Deux praticiens hospitaliers du CH de Guéret, Alain Queyrou, chirurgien ORL, et Bernard Saricassapian, chirurgien-dentiste, font en 2013 le constat d'un besoin criant en soins des 2 800 résidents des 34 Ehpad de La Creuse. Ce département compte moitié moins de chirurgiens-dentistes par habitant que la moyenne nationale. Près de 45 % des résidents présentent des troubles cognitifs modérés à sévères. Pour éviter le déplacement souvent coûteux et anxiogène de ces personnes vers un plateau technique, le médecin et le chirurgien-dentiste entreprennent de confier à une professionnelle de santé ayant une compétence en gériatrie un endoscope pour filmer la cavité buccale des patients. Elle est aussi chargée de collecter tous les éléments médicaux de la personne. Bernard Saricassapian récupère les données et effectue le diagnostic sur son écran à l'hôpital.

Les deux praticiens lancent une étude financée par différents organismes dont l'ARS et la Mgen, ciblant 250 patients dans 4 Ehpad de la Creuse et 3 en Allemagne, qui leur permet de valider cette démarche.

Dix Ehpad

Après cette phase expérimentale, les deux professionnels appliquent la méthode dans 10 Ehpad du département et un établissement de personnes à handicap léger. Les patients sont les personnes qui entrent en Ehpad et les personnes qui expriment une doléance particulière sur le plan bucco-dentaire.

« Je suis seul pour le moment à effectuer un ``télédiagnostic'' à l'issue duquel je propose un parcours personnalisé de soins qui est accepté ou refusé par la personne ou les ayants droit. Je réalise ce diagnostic en différé. Entre la prise vidéo et l'analyse, il s'écoule entre une semaine et 10 jours. » La démarche est rodée.

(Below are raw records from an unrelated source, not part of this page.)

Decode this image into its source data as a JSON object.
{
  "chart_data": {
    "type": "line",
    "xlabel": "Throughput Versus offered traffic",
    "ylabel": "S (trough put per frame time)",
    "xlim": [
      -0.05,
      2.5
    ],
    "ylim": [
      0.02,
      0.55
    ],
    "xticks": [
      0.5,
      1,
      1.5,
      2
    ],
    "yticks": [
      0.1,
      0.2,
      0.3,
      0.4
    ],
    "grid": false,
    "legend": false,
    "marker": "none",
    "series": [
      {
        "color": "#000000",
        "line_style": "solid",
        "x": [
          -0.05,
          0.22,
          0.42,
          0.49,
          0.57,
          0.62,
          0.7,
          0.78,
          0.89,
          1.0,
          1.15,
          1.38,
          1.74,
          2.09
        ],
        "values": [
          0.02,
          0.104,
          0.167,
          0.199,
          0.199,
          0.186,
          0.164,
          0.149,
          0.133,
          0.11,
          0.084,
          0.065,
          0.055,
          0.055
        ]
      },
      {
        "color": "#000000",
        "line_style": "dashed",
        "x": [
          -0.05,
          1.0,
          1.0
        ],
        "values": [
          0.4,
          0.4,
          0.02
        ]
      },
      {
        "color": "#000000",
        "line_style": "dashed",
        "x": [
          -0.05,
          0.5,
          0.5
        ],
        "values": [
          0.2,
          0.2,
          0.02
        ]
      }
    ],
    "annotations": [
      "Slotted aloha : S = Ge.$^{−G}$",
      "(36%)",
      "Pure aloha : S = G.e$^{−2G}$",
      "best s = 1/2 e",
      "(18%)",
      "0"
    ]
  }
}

Le professionnel médical de l'établissement, le médecin traitant, le coordinateur ou encore le chirurgien-dentiste qui a besoin d'un avis sollicite l'infirmière du réseau de soins spécifique créé pour ce projet : Tel-e-Dent. Celle-ci groupe des rendez-vous et se déplace. Elle réalise 4 à 5 examens par demi-journée. De son côté, Bernard Saricassapian consacre une journée à étudier chaque cas sur écran, à raison de 5 à 6 par heure.

L'endoscope est un outil qui semble bien adapté à la gériatrie. « C'est un matériel non invasif qui permet de détecter les abcès, les ulcérations de la muqueuse, les dents délabrées, l'état des prothèses », explique Bernard Saricassapian.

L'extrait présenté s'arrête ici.